I am running on Windows Server 2016. I am using the latest version from the beta installer.
I’ve written a renewal-hook and placed it in the deploy folder at C:\Certbot\renewal-hooks\deploy\convert.bat and verified it works when forcing a renewal. It takes the pem files and converts as necessary and places in the network share. Great!
Now, I thought from Windows assume identity that this would also happen the first time I requested the certificate using certbot certonly -n --webroot --agree-tos --email foo@bar.com -d www.baz.com -w '//my/remote/share$' but the deploy hook doesn’t run.
Is there any option to run my hook when requesting the certificate the first time?

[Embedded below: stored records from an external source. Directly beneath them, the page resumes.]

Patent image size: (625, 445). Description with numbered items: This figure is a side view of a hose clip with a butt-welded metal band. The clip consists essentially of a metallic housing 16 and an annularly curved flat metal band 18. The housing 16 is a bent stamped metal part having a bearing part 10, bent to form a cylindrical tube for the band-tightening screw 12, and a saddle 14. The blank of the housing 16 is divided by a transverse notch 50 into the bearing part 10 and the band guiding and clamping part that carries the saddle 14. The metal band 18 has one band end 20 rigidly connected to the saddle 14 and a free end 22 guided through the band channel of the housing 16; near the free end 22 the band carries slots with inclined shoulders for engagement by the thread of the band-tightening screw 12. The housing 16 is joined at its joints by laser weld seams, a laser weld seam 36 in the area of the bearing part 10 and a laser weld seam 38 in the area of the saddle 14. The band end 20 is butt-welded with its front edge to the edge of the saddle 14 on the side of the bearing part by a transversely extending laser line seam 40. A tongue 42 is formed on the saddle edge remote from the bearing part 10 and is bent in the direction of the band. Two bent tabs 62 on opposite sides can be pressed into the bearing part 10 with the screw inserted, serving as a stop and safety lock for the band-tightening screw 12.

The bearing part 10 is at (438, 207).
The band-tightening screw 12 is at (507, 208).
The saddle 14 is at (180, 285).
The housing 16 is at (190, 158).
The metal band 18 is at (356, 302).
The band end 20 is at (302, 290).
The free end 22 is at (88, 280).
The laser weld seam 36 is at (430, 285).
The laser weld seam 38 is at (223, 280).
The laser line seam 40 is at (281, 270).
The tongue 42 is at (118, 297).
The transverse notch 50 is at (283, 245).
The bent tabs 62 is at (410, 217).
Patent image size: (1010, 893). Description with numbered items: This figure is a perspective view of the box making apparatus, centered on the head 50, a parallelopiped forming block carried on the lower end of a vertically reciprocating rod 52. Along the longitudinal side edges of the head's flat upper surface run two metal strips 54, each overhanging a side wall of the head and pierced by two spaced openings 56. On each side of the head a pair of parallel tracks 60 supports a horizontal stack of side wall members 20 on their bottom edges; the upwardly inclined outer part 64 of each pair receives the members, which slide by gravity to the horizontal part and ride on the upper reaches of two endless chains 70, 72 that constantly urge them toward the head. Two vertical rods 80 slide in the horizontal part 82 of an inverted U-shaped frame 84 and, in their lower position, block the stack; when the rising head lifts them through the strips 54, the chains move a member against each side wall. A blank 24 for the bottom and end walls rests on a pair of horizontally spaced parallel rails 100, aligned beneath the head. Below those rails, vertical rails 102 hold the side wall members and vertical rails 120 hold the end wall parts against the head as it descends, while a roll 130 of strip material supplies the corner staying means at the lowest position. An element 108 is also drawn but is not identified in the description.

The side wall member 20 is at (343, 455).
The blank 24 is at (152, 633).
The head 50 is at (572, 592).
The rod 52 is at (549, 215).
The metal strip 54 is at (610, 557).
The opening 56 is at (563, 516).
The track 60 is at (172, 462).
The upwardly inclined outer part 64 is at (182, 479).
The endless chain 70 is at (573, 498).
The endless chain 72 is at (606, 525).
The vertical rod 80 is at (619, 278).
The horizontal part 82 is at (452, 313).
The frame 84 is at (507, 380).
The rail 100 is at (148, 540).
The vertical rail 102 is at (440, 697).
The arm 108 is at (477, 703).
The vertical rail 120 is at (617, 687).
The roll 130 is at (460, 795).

Agreed, that does not seem ideal. The documentation calls it out:
You can also specify hooks by placing files in subdirectories of Certbot’s configuration directory. Assuming your configuration directory is /etc/letsencrypt , any executable files found in /etc/letsencrypt/renewal-hooks/pre , /etc/letsencrypt/renewal-hooks/deploy , and /etc/letsencrypt/renewal-hooks/post will be run as pre, deploy, and post hooks respectively when any certificate is renewed with the renew subcommand
but I suspect many users (myself included) would overlook that detail.
You could emulate the behavior you want with /etc/letsencrypt/cli.ini:
deploy-hook = /path/to/hook
Though I’m not sure whether it will have unintended consequences for other Certbot commands. Doesn’t seem to, but I’m not an expert in how Certbot’s CLI arguments get processed.